I joined the navy in July 1941 and trained in San Diego before joining the fleet to sail to Pearl Harbor. I was assigned to the USS Enterprise for 22 months. We knew the Japanese would be attacking Pearl Harbor and were on our way there but the storms prevented our arriving before the attack. When we got there, we could see the ships burning in the harbor.
The Dinuba Sentinel published the following account on November 11, 1944:
“On that fateful morning of December 7, 1941, He (Albert Fred Blumer) was on one of the navy’s largest aircraft carriers, the U. S. S. Enterprise. His ship was due in Pearl Harbor that day but was delayed by storms at sea. This was not only fortunate for Blumer but his country as well because the Enterprise was an important factor in turning the tide of no less than ten major sea and air battles. He saw action as a gunner’s mate at Midway and fights in the Solomon’s. In the Battle of Santa Cruz, 83 Jap planes came over the Enterprise and dropped bombs. When bombs hit close the entire ship shook. The ship was hit several times during engagements with the enemy. When there was time, a little patching up would be done, and the ship kept on the job. One of the historic missions of the big flat top was accompanying the aircraft carrier, Hornet to within a few hundred miles of Tokyo to send Gen. Doolittle and his fliers over Tokyo in a daring raid. He was home for his first leave in 22 months in August 1943….”
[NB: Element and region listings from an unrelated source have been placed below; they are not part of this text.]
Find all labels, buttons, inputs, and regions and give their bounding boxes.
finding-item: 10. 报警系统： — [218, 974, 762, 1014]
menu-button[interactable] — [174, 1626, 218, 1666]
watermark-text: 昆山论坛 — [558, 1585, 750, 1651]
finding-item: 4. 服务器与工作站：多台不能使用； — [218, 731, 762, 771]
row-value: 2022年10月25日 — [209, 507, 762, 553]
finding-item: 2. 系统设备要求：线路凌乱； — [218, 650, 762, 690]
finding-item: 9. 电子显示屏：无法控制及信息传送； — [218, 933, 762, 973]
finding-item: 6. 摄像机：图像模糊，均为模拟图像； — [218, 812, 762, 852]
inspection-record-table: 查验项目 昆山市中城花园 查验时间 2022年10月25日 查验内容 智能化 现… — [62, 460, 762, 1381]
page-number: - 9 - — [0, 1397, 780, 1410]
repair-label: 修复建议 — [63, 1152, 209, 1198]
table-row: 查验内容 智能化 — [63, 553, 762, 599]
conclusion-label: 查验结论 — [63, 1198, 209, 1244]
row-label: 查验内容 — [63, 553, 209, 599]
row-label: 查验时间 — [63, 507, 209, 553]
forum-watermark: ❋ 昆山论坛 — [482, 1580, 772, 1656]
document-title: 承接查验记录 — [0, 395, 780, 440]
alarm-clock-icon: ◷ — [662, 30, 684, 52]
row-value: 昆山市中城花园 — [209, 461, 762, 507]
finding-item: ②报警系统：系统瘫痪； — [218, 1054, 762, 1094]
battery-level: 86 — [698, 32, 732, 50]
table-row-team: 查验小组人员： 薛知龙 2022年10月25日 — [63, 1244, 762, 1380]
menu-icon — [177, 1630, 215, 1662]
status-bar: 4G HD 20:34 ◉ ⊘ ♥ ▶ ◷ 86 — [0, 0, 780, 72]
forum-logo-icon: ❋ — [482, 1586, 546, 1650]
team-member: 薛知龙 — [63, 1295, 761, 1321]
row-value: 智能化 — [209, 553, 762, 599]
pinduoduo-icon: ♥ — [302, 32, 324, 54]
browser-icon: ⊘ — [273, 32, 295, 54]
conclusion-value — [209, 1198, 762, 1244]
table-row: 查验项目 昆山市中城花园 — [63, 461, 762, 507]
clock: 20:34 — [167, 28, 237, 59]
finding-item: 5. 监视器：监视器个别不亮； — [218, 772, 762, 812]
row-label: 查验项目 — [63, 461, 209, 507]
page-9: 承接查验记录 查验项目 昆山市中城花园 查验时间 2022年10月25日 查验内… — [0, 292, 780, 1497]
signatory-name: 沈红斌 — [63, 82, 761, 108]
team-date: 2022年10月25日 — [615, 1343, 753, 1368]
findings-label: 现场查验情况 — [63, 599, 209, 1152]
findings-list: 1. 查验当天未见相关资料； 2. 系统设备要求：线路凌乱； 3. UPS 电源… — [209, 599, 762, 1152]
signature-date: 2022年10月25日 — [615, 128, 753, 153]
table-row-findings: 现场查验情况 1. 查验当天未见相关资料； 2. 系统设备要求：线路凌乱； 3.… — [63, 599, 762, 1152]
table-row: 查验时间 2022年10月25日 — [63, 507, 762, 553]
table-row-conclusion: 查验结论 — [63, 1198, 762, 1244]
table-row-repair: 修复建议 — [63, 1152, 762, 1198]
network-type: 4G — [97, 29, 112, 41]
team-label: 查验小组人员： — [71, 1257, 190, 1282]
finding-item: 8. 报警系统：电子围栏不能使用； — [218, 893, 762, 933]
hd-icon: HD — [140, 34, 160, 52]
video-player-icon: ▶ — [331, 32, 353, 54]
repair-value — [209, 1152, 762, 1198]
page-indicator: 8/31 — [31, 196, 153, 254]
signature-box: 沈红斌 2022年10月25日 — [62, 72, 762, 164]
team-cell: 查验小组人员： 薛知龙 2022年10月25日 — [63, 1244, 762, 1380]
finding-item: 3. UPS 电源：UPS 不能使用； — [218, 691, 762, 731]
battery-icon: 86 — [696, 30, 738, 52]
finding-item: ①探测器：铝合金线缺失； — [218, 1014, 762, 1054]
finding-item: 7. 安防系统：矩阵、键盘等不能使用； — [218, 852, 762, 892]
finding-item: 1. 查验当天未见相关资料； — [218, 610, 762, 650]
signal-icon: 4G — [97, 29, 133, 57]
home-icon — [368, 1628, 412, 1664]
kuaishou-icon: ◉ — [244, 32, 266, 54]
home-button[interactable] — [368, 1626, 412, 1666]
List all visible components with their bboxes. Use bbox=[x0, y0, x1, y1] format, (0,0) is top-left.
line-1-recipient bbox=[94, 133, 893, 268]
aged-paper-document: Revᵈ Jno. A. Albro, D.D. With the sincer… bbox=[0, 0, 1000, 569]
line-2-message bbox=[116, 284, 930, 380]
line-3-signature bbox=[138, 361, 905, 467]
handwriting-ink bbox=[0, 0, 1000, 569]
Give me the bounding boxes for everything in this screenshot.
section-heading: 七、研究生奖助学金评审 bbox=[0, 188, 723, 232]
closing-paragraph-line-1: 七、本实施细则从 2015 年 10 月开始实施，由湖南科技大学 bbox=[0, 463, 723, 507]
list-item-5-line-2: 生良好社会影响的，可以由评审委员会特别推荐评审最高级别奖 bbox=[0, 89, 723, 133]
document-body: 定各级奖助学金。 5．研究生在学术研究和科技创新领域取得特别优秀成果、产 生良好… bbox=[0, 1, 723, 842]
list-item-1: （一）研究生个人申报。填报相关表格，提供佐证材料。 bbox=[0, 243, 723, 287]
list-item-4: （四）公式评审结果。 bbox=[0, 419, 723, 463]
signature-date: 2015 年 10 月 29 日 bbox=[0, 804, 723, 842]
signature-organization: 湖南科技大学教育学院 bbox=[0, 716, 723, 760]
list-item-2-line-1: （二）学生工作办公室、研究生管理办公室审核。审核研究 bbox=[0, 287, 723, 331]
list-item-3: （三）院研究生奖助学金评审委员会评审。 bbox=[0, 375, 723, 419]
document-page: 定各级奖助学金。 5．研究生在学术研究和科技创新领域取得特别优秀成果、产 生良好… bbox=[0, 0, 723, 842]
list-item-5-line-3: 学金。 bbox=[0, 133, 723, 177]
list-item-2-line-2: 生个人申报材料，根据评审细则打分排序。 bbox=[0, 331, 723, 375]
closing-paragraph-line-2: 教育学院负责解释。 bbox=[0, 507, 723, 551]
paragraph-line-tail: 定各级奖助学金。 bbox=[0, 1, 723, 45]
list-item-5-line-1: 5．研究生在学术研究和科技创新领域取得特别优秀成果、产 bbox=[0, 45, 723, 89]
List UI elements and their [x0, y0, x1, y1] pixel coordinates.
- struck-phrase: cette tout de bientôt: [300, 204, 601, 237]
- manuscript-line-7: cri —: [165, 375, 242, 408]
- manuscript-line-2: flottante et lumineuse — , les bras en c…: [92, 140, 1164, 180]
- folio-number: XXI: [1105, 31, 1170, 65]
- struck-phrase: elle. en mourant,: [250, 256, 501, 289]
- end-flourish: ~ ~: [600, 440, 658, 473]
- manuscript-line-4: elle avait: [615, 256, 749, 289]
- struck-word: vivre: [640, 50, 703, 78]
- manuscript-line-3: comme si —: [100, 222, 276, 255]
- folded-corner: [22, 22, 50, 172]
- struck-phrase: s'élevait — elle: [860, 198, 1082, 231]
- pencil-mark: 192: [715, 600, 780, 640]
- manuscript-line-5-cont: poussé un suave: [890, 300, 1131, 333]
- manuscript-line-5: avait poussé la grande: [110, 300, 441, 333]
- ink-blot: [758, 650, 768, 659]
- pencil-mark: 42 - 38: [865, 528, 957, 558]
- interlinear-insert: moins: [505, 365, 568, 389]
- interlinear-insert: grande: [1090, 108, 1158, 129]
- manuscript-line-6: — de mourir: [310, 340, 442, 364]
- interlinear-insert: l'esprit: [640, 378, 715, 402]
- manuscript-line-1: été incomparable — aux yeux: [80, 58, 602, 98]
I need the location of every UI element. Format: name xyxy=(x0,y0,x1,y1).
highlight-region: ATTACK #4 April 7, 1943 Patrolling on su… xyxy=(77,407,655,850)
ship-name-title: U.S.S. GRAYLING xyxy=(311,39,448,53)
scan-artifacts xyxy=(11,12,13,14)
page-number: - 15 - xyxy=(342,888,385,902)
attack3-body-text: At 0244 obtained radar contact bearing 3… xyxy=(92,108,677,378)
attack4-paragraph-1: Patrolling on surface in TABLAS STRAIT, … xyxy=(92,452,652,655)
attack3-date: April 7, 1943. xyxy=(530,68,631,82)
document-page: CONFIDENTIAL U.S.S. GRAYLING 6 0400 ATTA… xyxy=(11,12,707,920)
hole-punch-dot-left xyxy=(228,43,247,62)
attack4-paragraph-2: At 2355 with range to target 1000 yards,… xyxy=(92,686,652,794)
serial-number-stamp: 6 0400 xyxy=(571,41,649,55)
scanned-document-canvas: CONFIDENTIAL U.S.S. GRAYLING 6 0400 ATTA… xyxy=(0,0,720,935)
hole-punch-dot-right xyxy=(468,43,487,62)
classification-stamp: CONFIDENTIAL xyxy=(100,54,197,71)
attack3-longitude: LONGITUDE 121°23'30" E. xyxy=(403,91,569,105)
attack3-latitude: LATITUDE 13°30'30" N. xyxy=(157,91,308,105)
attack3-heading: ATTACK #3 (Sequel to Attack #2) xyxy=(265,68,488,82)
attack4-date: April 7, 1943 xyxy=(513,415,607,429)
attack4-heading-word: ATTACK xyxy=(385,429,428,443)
Participating in nearly every major carrier engagement in the first year of the war, the Enterprise and her Air Group, exclusive of her far-flung destruction of hostile shore installations throughout the battle area, did sink of damage on her own, a total of 35 Japanese vessels and shoot down a total of 185 Japanese aircraft. Her aggressive fighting spirit and superb combat efficiency are fitting tribute to the officers and men who so gallantly established her as a solid bulwark in defense of the American Nation: Gilbert and Marshall Island raid, Feb. 1, 1942; Wake Island raid Feb. 24, 1942; Marcus Island raid, March 4, 1942; Battle of Midway, June 4-6, 1942; Occupation of Guadalcanal, August 7,8, 1942; Battle of Santa Cruz Islands, October 26, 1942; Battle of Solomon Islands November 14, 15, 1942.
Before coming home on thirty days’ leave, Blumer was made a gunner’s mate third class. After his leave he was transferred to San Pedro to train on a crash boat for three months. He was then sent to the Hawaiian Islands for several months. From there, he was transferred to the Marshall Islands, where he was stationed as a gunner’s mate second class in August 1944. His term of enlistment was up on his twenty-first birthday, August 6, 1944.